Bahkan pria itu mengatakan bahwa tak jarang, orangtua menyuruh anaknya yang masih berusia 6-10 tahun untuk datang kesana mengambil darah, orangtua tidak mau datang mengambil secara langsung karena mereka takut diminta mendonorkan darah oleh pihak rumah sakit. Sungguh ironis. Saya berbicara banyak hal dengan pria tersebut. Saya memang bukan orang pertama yang melakukan donor darah dirumah sakit itu, tetapi ada juga wisatawan yang melakukan hal yang sama. Namun, menurutnya saya adalah wanita muda berkebangsaan Indonesia pertama yang mendonorkan darah saya disana. Saya juga wanita Indonesia pertama yang ia lihat berjalan-jalan sendirian. Hahaha.






Seusai mendonorkan darah, saya tidak langsung pergi. Saya bertukar cerita dengan pria tersebut mengenai budaya dan memberikan ide bagaimana meningkatkan kesadaran berdonor darah untuk warga Kamboja. Ide saya adalah berikan edukasi dan sertakan hadiah menarik seperti HP, televisi, sepeda,  Radio, dan DVD Player sebagai hadiah yang akan diundi untuk para pendonor darah. Semoga ide ini dapat dipraktekan sehingga membawa manfaat bagi warga dan Negara Kamboja kedepannya.

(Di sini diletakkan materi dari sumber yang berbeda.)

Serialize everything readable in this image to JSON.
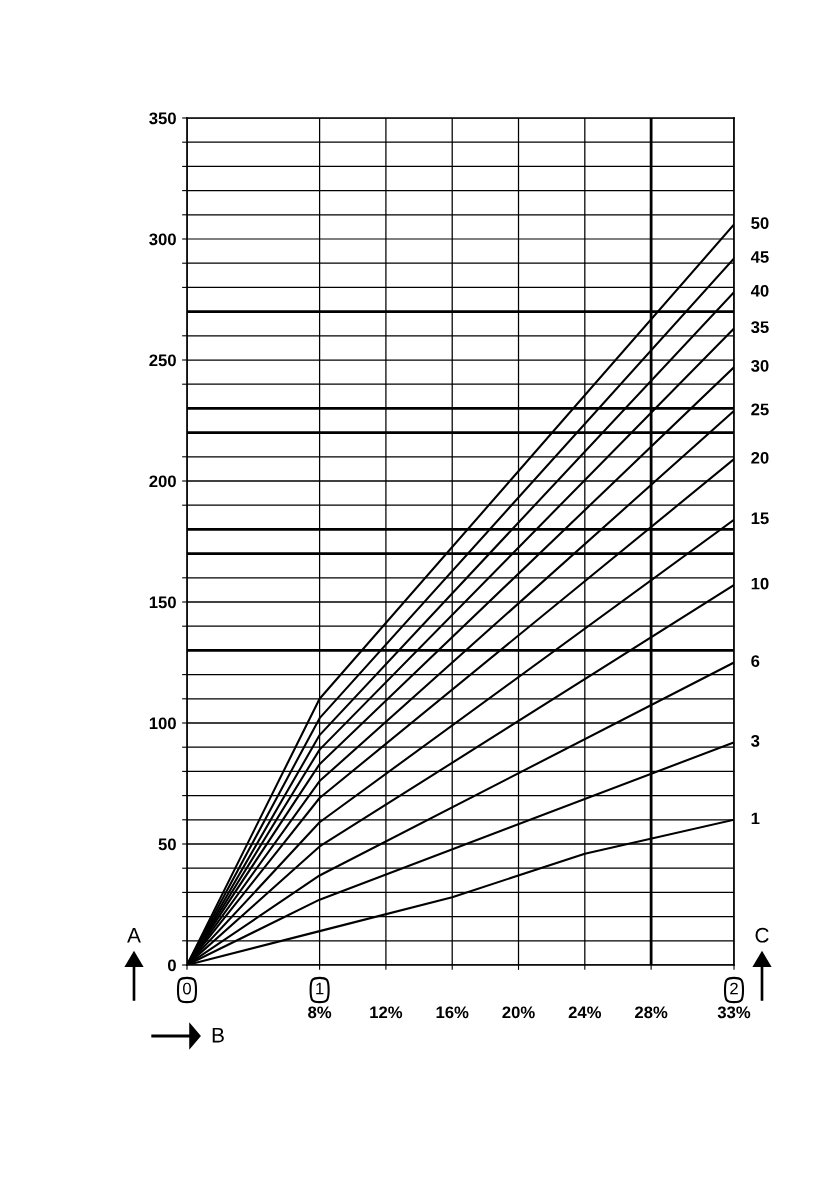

Sebelum pulang, saya diberikan kartu tanda mendonorkan darah dan sebuah kaos cantik sebagai ungkapan terima kasih. Saya tersenyum karena sebuah tekad bajik telah terealisasi.

Mungkin, perjalanan saya berbeda dengan wisatawan lain. Saya tahu, liburan itu artinya menyegarkan pikiran setelah rutinitas yang padat. Tapi bagi saya, dimanapun berada dan kapanpun kesempatan itu muncul, berkontribusilah. Dengan cara seperti inilah saya menyegarkan pikiran. Senyum-senyum bahagia yang saya lihat sudah cukup menyegarkan pikiran saya. Bepergian - ini memberikan kita rumah di seribu tempat yang aneh. Saya berpikir bahwa di mana pun perjalanan saya membawa saya, selalu ada kebajikan yang menunggu untuk dilakukan. Saya tidak memerlukan uang untuk membantu anak-anak di Kamboja, namun saya bisa memberikan waktu dan tenaga saya. Memang tidak banyak, tetapi ini baik daripada tidak ada sama sekali.

Lakukan apa yang anda bisa untuk menunjukkan anda peduli tentang orang lain, dan anda akan membuat dunia kita menjadi tempat yang lebih baik. Kita harus melakukan apa yang kita bisa untuk membantu dimanapun dan kapanpun adalah mungkin bagi kita untuk membantu sesama.

Semoga kisah ini membuat kita bergerak maju, membuat kita lebih semangat dalam berkontribusi bagi sesama, tak peduli dimanapun mereka berada, tak peduli apa agama, suku dan warna kulit mereka. 

Jika saya diminta memilih : Lipat tangan atau turun tangan, maka saya dengan pasti akan memilih untuk TURUN TANGAN!